4. The editing, the moving between the different worlds? The orchestra and the different instruments?

5. The machinist himself, a seemingly ordinary young man, audiences being able to identify with him, seeing him at work, with the other workers, home, relationships, sexuality? The loner?

6. The madness – inside out? His insomnia, the effect of the insomnia for a year, his collapse, what was going on in his mind, creating another life, his conscience?

7. How well did the film explain what it was doing with this character, madness from inside out, the clues? The clues from the hit-run, getting hit, the police, the child?

8. The opening, the situation, the water? The contrast with the end, Ivan – empty?

9. The themes of paranoia, schizophrenia? The importance of the notes on the wall, their content, style? Killer Miller?

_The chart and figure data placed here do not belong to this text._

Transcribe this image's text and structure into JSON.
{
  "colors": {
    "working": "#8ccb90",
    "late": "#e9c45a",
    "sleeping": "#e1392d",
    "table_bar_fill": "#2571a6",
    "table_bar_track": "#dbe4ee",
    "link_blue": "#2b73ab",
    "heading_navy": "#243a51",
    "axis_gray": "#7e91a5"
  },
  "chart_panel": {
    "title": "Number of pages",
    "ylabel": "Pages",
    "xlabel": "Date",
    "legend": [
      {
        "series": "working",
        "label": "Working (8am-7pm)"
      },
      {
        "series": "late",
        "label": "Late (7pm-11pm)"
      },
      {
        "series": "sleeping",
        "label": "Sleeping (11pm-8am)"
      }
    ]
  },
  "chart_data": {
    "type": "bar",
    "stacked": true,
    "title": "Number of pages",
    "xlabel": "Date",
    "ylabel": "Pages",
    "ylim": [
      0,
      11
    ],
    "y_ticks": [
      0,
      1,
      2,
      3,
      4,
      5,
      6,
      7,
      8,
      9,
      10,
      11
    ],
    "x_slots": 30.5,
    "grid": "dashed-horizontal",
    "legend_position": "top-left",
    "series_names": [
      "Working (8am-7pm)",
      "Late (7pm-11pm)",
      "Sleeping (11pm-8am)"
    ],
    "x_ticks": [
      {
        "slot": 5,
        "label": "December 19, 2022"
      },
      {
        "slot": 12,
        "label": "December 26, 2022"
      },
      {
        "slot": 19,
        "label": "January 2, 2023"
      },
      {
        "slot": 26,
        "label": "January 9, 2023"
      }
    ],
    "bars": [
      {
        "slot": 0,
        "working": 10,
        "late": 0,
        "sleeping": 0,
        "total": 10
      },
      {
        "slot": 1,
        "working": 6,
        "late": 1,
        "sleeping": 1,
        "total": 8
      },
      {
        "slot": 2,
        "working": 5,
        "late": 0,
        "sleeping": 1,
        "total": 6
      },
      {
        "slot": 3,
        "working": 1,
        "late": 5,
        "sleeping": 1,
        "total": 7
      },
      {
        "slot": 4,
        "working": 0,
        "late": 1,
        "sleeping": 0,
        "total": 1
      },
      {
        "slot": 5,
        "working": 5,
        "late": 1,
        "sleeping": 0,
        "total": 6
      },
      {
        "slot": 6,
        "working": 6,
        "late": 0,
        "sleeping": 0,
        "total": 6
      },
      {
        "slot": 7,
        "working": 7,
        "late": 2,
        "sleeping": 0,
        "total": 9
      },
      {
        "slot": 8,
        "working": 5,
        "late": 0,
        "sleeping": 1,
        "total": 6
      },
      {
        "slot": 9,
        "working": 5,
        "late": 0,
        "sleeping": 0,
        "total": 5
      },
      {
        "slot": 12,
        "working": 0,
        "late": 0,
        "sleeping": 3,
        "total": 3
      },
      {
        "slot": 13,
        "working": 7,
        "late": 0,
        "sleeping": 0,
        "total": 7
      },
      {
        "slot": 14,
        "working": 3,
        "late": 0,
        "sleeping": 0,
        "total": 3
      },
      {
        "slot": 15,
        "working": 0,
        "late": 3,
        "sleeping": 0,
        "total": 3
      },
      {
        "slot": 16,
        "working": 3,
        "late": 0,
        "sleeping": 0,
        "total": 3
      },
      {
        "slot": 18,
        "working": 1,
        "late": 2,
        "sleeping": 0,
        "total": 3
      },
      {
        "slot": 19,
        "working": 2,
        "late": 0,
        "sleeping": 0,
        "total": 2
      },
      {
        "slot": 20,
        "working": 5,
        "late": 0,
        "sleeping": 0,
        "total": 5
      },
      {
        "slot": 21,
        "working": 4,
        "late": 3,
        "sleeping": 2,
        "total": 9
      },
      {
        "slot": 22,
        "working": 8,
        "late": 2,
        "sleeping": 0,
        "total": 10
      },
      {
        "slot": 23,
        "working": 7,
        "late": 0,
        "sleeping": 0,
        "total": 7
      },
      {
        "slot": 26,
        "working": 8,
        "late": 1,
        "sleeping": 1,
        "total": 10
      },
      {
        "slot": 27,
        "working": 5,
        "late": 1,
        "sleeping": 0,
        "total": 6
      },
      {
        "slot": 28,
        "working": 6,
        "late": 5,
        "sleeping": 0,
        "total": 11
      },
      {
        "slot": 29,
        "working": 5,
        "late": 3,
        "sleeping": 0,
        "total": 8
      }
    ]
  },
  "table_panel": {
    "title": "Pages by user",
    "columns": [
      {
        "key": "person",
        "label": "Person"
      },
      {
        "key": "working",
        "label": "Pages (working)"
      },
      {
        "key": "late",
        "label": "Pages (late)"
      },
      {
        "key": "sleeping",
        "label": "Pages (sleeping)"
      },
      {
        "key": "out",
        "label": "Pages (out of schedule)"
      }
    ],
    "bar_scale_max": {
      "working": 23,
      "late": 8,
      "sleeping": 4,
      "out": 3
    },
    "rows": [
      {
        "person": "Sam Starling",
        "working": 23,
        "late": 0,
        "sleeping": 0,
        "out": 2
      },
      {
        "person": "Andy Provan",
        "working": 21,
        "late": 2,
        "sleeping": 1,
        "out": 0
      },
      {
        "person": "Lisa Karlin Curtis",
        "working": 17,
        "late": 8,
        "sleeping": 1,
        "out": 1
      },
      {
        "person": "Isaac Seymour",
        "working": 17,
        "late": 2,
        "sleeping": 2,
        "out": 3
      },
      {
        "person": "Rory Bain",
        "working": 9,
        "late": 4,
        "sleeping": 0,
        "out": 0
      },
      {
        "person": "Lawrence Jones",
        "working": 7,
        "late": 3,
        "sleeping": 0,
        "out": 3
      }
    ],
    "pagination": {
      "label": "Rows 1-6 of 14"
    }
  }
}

10. How well could the film develop a character for Trevor given his condition? Aspects of character? With Stevie, after the issue with the body, his being at ease with her, sexual encounters, the visits, sharing with her? Her giving up? Cook, ease, pay, the photo, the change? The build-up to the confrontation?

11. The airport, the talk, the pie, easy and nice, compassionate, the boy, the outing, the fork? The bond? - and the later reality?

12. The portrait of the landlady, her wanting payment, going to the room, the leak, her leaving, wanting the bowl? With the police?

13. Trevor at work, the workers, the boss, Ivan – and appearances? The car, racing the lights, the bar, sexuality and laughter?

14. Miller and the accident, the aftermath, Ivan? Trevor interrogated? Ivan, the confrontation by the others? His being on his own, the attack, the visit of Miller and the argument?

15. The car, following the car, the highway, the numberplate and the request? Hitting the car, asking the police? Which self was this?

16. The desperate drive, the women, the Miller visit, the police and the hit? Imagination?

17. The ultimate effect of watching the film? The experience of sharing Trevor’s life, psychological dislocation? The other characters, Stevie and Marie, Miller, Ivan, Jackson? Mrs Shrike? The supervisor, the inspector? The real personality of Trevor, Christian Bale’s presence and interpretation, sleepless, skeletal? His guilt and acting out his guilt? The truth?